O, ich möchte mit den Augen Gottes einen Augenblick über die Welt sehen können, um die große Schar derer zu zählen in allen Kontinen­ten, die jetzt, mitten in die Ratlosigkeit der Welt hinein, singen: „Lamm Gottes, deinen Wunden / verdank ich's Tag und Nacht, / dass sie den Rat gefunden, / der Sünder selig macht..." Die unzählbare Schar aus „allen Völkern, Sprachen und Zungen" wird „an jenem Tage" durch das Lob „des geschlachteten Lammes" offenbar machen, dass Sein Sterben am Kreuz der große Sieg war über Welt, Hölle, Teufel, Sündenmacht und Sündenschuld.

 

3.  Sein Tod wirkt viele Tode Blicken wir noch einmal auf den Simson!

Er starb nicht allein.
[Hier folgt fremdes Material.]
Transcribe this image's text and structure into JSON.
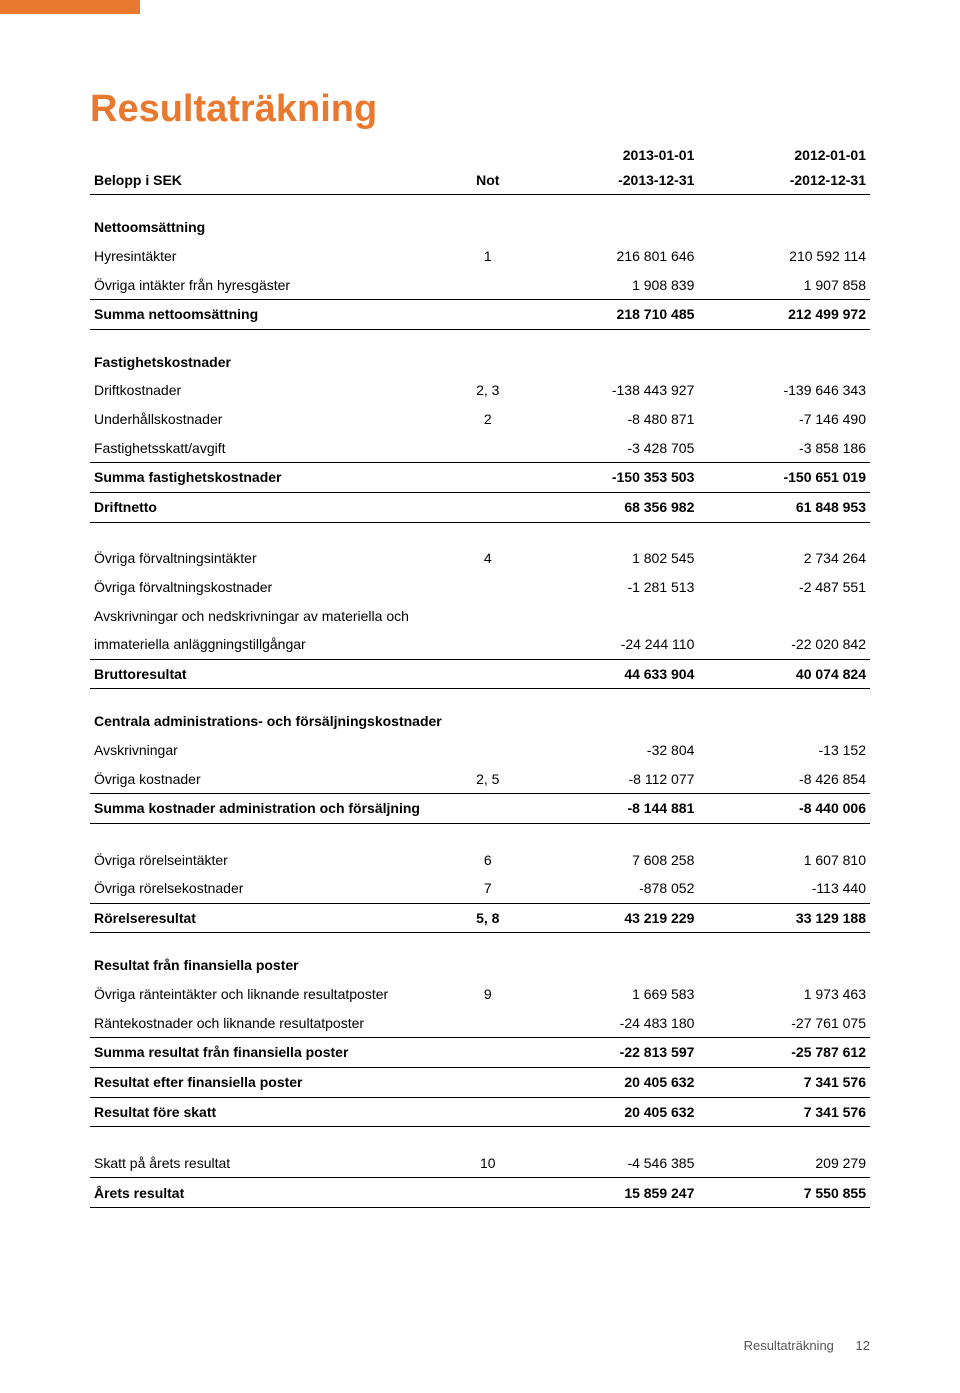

Sein Tod wirkte tausend Tode. Er riss viele Philister in sein Sterben hinein. So auch Jesus: Er riss viele in Sein Sterben hinein. Nun versteht mich bitte recht! Manche meinen sicher, ich spräche jetzt von den Märty­rern. O nein! Die würden heftig protestieren: „Jesus hat uns nicht in Sein Sterben hineingerissen, sondern in Sein ewiges Leben."

Was soll denn das heißen: Jesus riss viele in Sein Sterben hinein?

Wer sich klar zu Jesus bekennt, der merkt bald: Meine natürliche Art ist Gott ein Greuel. Ich bin fleischlich und sollte geistlich sein. Ich muss anders werden.

Nun kann ich mich nicht selbst anders machen. Aber ich kann Gottes Todesurteil von Golgatha auf mich beziehen. Ich kann mich mit Jesus in den Tod geben. Ja, ich muss es! Täglich muss ich das tun.

O bleibt nicht in eurem alten Wesen! Ihr geht sonst ewig verloren. Paulus sagt: „Ich bin mit Christus gekreuzigt!" Sein ganzes stolzes Pharisäerleben ist in Jesu Tod hineingerissen. Und er ermahnt: „Welche Christo angehören, die kreuzigen ihr Fleisch samt den Lüsten und Begierden." Wer das also nicht tut, der gehört Christo nicht an — und wenn er noch so „christlich" wäre!

In uns allen lebt ein heidnisches Philisterwesen. Die Bibel nennt es den „alten Menschen", der „durch Lüste im Irrtum sich verdirbt". Der „alte Mensch" ist immer gedeckt von der Vernunft. Dies Phili­sterwesen will Jesus in Seinen Tod mitnehmen. Und die große Frage ist: Sind wir zu solchem Mitsterben bereit?